Regional

Região se une por Taquarituba

Marcele Tonelli
| Tempo de leitura: 2 min

A tragédia que arrasou parte de Taquarituba (200 quilômetros de Bauru) no último domingo repercutiu em todo o País e causou a mobilização de várias pessoas em municípios vizinhos. Nos últimos dias, moradores de Pederneiras (26 quilômetros de Bauru) e Bauru arrecadaram donativos que deverão chegar às mãos da população afetada ainda hoje.

Mais de 330 metros quadrados de telhas, roupas, lençóis, produtos de limpeza e alimento não perecível. São diversos os produtos arrecadados nas duas cidades.

A campanha é coordenada pela funcionária pública e dentista Soraya Melleo Bonfante, 33 anos, que, inclusive, é filha do prefeito de Taquarituba. “Eu ainda não fui para lá, mas sei que a destruição foi grande. Qualquer ajuda será muito importante e bem vinda para as vítimas dessa tragédia”, ressalta Soraia.

Os donativos em questão foram arrecadados por funcionários de ambas prefeituras e junto a um grupo de dentistas de Bauru e seriam levados, na noite de ontem, pela própria voluntária até o município atingido. “A ideia é conseguir mais doações e continuar viajando aos finais de semana para ajudar Taquarituba”, reforça Soraya em tom de apelo.

Os interessados em ajudar podem ligar para a voluntária (14) 98141-9045.

‘Parou no tempo’

Seis dias após o tornado que devastou parte da região central e industrial de Taquarituba, a cidade ainda parece traumatizada com as perdas humanas e materiais.

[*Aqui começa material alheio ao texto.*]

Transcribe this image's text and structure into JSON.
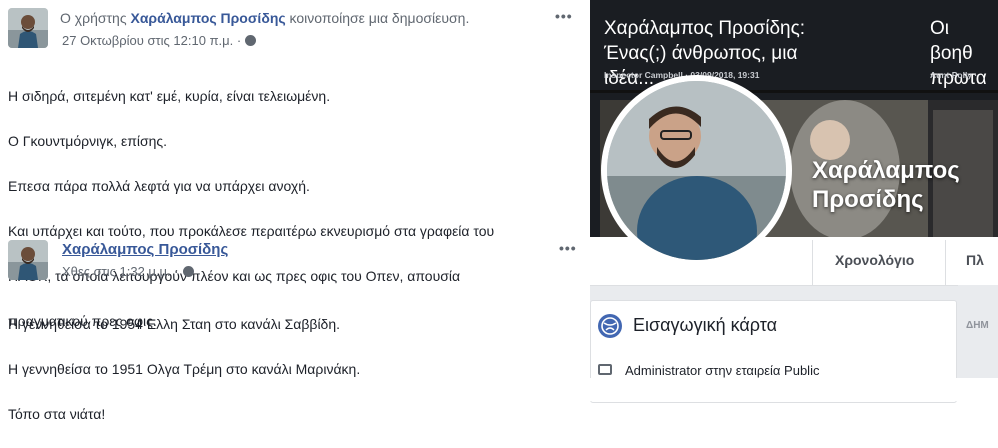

Os reflexos do tornado, que durou menos de cinco minutos, deixou duas vítimas fatais, 66 feridos, 29 casas completamente destruídas, 495 danificadas e alguns prédios públicos em ruínas.

Além disso, dados oficiais divulgados pela Prefeitura de Taquarituba apontam que das 38 empresas afetadas do Parque Industrial da cidade, 80% tiveram prejuízo total.

Proprietária de uma indústria de armazenagem existente há mais de 30 anos na cidade, Elídia Marcolino, 57 anos, se emocionou ao conversar com a reportagem do JC, que esteve no local na última segunda-feira.

“A cidade praticamente parou no tempo. A zona industrial era o centro da economia de Taquarituba. A perda é milionária. Vamos levar anos para reconstruir tudo”, lamentava a empresária ao falar sobre o futuro da empresa. “Tínhamos acabado de reformar a empresa. Agora, está tudo no chão”, completou.

Da janela da casa da família Mendes, também restou apenas o trauma da cena presenciada naquela tarde de domingo. “Minhas filhas começaram a chorar e nos abraçamos com meu marido na janela de casa rezando para que o tornado não virasse para nossa direção. Foi horrível, a nuvem era enorme e levava tudo”, conta a doméstica Silvana Mendes, 34 anos, moradora do bairro Santa Rita, por pouco não afetado pelo fenômeno.

Os estragos refletiram ainda na suspensão dos prazos processuais na cidade. Audiências que envolviam pessoas atingidas e necessitavam de apoio de policiais militares foram interrompidas pelo Fórum, que também teve a estrutura danificada. “Trabalharemos junto com a prefeitura e o Ministério Público daqui para frente no sentido de ajudar as pessoas que foram prejudicadas de alguma forma”, comentou o juiz titular da comarca Felipe Albertini Nani, na ocasião.